Bologna Technopole: 40 million euros for the Italian city of science
The Italian national funds necessary to complete the Bologna Technopole have been officially authorised.
With the publication in the Official Journal, the Government will allocate 40 million euros in three years (10 million in 2020, 15 million in the following two years), which will be used to finance the necessary steps to complete the infrastructure.
Work is progressing at full speed to finalise, within the first weeks of July, the world-class infrastructure that will host one of the most powerful data centers in the world: the one of the European Center for Medium-term Meteorological Forecasts (ECMWF), an international organisation with 22 Member States, including Italy, and 12 cooperating States.

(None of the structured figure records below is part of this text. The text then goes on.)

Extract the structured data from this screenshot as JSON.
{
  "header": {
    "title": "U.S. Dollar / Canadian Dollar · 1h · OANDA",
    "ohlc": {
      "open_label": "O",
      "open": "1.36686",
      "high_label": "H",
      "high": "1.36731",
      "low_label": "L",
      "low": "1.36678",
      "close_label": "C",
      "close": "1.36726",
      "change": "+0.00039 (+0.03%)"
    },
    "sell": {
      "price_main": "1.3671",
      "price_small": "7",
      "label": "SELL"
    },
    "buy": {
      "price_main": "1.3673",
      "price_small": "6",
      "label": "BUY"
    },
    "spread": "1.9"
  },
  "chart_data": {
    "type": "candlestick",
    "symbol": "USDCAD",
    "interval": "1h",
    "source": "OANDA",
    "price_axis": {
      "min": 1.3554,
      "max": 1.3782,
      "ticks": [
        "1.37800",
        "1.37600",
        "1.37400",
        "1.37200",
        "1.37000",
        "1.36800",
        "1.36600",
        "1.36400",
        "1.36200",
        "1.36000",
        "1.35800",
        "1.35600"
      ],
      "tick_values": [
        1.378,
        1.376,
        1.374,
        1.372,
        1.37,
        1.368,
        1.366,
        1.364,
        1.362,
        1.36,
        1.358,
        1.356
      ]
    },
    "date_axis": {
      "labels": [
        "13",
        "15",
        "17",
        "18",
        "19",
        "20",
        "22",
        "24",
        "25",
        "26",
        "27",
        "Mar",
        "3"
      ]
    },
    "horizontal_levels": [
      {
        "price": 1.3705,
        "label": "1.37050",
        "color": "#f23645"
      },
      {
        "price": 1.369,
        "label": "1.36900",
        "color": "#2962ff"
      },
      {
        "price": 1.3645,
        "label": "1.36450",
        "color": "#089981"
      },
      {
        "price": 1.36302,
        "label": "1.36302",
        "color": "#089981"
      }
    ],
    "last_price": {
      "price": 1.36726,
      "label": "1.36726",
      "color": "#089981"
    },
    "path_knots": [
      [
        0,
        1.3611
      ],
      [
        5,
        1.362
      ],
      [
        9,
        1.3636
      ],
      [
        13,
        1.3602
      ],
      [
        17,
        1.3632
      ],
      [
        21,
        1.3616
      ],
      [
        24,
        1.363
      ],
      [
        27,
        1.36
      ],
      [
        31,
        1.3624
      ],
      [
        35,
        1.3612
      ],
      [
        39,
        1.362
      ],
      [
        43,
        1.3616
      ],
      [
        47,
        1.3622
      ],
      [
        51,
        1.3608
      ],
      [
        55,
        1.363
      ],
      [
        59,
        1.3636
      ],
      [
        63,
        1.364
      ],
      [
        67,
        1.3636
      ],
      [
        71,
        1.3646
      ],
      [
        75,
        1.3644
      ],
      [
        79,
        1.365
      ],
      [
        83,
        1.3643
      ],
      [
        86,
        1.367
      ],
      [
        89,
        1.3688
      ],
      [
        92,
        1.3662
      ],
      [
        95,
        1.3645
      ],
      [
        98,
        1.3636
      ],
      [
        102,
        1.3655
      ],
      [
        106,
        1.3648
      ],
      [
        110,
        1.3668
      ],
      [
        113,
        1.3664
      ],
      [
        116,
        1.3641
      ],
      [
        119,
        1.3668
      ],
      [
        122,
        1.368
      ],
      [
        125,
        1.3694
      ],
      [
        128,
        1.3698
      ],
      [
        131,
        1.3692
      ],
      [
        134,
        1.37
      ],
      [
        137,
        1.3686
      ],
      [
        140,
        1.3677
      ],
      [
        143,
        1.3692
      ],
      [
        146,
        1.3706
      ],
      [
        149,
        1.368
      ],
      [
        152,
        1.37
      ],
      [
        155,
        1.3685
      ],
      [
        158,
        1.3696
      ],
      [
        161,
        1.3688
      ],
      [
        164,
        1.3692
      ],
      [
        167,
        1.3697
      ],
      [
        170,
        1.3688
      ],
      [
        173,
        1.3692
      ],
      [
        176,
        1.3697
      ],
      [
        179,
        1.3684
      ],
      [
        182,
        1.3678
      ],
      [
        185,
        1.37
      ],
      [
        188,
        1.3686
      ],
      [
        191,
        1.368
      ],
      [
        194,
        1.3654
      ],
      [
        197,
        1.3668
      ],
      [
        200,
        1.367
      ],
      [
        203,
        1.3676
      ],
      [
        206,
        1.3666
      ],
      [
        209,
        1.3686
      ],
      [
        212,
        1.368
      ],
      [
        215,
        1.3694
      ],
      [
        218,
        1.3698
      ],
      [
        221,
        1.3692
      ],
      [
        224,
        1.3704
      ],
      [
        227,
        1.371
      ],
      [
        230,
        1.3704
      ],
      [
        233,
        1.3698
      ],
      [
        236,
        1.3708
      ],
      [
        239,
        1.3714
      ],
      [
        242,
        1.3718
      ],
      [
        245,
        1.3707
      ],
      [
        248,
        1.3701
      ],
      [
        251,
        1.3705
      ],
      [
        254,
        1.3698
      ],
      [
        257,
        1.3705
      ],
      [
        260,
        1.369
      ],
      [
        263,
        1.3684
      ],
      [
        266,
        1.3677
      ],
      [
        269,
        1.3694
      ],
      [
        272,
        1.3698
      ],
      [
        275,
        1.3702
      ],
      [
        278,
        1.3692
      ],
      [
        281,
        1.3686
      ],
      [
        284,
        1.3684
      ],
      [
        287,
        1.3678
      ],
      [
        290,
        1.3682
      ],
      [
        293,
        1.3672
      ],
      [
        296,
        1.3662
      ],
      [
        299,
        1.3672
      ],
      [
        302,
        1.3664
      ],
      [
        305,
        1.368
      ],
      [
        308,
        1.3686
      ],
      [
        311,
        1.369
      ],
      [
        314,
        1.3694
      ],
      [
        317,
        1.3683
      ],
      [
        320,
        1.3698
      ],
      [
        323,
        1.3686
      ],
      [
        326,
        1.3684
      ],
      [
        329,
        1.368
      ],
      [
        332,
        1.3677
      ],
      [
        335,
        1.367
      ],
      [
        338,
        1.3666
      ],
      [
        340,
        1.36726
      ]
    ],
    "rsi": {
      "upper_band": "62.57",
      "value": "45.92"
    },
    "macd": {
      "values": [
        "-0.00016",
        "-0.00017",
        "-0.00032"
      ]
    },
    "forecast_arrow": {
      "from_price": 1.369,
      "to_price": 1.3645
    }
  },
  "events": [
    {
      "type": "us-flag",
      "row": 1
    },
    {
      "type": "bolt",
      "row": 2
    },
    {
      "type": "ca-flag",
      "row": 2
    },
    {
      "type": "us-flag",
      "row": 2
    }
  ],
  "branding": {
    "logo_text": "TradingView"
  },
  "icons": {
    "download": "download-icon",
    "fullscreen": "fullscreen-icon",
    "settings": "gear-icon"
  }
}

The Bologna site will become one of the leading centres for scientific calculation at the European and world level, which will be able to foster the development of an entire ecosystem based on highly specialized competences.
The Technopole will also host the pre-exascale supercomputer (EuroHPC) financed by the European Commission and Italian Ministry of Education in 2019, thanks to the proposal presented by a joint Consortium with Slovenia led by CINECA, together with the National Institute of Nuclear Physics (INFN) and at the International Higher School of Advanced Studies (SISSA).
Pre-exascale class computers can perform over 150 petaflops, or 150 million billion calculations per second. With such a large amount of data, a top-notch network infrastructure is a must. For this reason, all European centres will be interconnected at very high capacity with the European GÉANT network and in Italy the Bologna hub will be connected with two 100 Gbps links with GARR network, with the possibility to grow up to 1 Tbps in the coming years.
Record link between data centres
A strong collaboration between GARR and large computer centres like the ones of CNAF INFN and CINECA brought to the creation of an ultra-fast dedicated fibre connection with a capacity of up to 1.2 Terabit per second. A connection based on optical transmission which, for the first time, made it possible for two distributed data centres to communicate with each other, with the same level of performance that would be obtainable if they were on the same local network.
Bologna, the Big Data capital
Bologna can be defined as the capital of Big Data thanks to its numerous research centres on High Performance Computing such as the CNAF calculation centre, of INFN and CINECA. Moreover the city is also an important research hub on weather anc climate studies, as it hosts prestigious institutes such as CMCC, CNR, ENEA as well as the European Institute of Technology, Climate-Kic.
Future scenarios
Also, the Bologna region (Emilia-Romagna) is undertaking another important step: Region planning to host the new Copernicus Program, thanks to a recent agreement with the Government aimed at presenting the Technopole as the site of the European research program, where about 250 researchers will be employed.
In particular, the collaboration agreement, signed with the Ministry of Foreign Affairs, provides for the design of the works, with costs borne for 50% by the Emilia-Romagna Region and 50% by the Ministry of Foreign Affairs, which must be completed within 2022, and the preparation of the Italian offer to answer the international call and prepare the tender.